Zaczynam od ilustracji. Często robię np. trzy rysunki, a nie piszę jeszcze żadnego tekstu. Tekst zaczynam budować, gdy wchodzę w ten świat. Szukam historii w obrazkach. Dużo dzieje się podświadomie,  do obrazków wkładam nieuświadamiane treści, które zaczynają „grać” i są przeze mnie stopniowo odkrywane i „przenoszone”, rozwijane w tekście. Trudno to jednak opowiedzieć, bo pracuje się różnie nad różnymi książkami. Na przykład moja pierwsza książka Oliwier wśród ptaków (Oliver hos fuglene)  http://trolleimisie.blogspot.no/2015/07/magorzata-piotrowska-oliver-hos-fuglene.html powstała tak, że robiłam najpierw swoje dorosłe obrazki. Eksperymentowałam z akwarelą, skrobałam, dłubałam. Tworzyłam surrealistyczny świat.  W końcu pomyślałam, że fajnie byłoby zrobić książkę dla dzieci. Idąc za swoimi pomysłami wykorzystałam motyw snu i poetykę bajki.  

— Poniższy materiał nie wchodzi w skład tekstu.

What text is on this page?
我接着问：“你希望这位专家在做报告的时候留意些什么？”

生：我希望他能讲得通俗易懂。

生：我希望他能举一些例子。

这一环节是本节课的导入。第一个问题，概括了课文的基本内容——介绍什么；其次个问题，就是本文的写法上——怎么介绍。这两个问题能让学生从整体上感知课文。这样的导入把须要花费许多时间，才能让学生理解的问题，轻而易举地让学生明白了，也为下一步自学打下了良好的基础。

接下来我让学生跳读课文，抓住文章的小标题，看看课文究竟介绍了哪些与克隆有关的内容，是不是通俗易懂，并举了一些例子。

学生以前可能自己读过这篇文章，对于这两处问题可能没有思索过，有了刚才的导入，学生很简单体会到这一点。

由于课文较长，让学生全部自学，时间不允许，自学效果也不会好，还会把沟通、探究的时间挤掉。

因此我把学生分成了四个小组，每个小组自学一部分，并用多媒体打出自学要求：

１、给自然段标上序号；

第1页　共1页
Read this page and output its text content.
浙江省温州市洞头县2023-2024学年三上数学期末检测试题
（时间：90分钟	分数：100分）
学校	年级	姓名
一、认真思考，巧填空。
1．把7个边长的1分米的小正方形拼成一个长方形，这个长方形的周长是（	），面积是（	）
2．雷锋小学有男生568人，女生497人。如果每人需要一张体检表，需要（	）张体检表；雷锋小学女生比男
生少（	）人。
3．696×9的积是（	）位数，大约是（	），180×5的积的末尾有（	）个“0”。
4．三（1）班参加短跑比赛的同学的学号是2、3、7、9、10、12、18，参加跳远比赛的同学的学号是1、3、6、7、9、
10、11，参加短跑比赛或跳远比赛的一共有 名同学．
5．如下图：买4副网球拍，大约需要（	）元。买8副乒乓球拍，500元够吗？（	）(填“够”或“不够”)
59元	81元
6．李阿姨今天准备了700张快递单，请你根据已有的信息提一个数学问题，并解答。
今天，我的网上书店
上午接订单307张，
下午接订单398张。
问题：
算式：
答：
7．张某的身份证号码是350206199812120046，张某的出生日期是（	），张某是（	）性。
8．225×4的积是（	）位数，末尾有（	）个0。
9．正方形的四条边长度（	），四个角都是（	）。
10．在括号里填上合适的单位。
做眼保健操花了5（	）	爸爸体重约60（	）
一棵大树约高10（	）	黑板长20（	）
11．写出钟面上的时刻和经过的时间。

W jaki sposób zamieszkanie w Norwegii wpłynęło na twoją twórczość?
Po przeprowadzce do Norwegii, zaczęłam myśleć, że w książkach dla dzieci nie musi istnieć tylko bajkowy świat. Pogodziłam się z tym, że książki mogą być osadzone w codzienności, rzeczywistości. I że w tym też można szukać poezji i głębi transcendentalnej. Mieszkasz tutaj i zaczynasz patrzeć. W każdym miejscu coś nowego ci się otwiera. Uświadamiasz sobie coś, o czym nie myślałaś wcześniej.

Zaczynasz nasiąkać norweskością, również poprzez wrażenia wzrokowe. W moich obrazkach pojawiły się klimaty norweskie: morza, lasy, góry. Norwegia ma krajobrazy bajkowe, więc rozbudowuje wyobraźnię. Jeśli pojedziesz na norweską prowincję zobaczysz jak morze spotyka się z niebem, zobaczysz wodospady, mgły. Wcześniej tego nie widziałam, nie miałam olśnień czymś tak takim bajecznym. Na przykład niezwykłym światłem, jakie tu jest, tym, co się dzieje podczas białych nocy, gdy niebo jest niemal białe a kontury wszystkiego są czarne, i że to wszystko odbija się w wodzie. Jasne niebo i czarne kontury. Że zachód słońca jest kontrastowy, ostry. Jak człowiek jest wzrokowcem, to wchłania w siebie wszystkie obrazy.
Ale w Norwegii przeszło całe moje dorosłe życie, tutaj dojrzałam, stałam się mamą, patrzyłam jak moje dziecko się rozwija, jakich ma kolegów, jak dzieci tutaj się zachowują. Wszystkim tym nasiąkasz i potem wkładasz bardziej lub mniej podświadomie w swoje książki.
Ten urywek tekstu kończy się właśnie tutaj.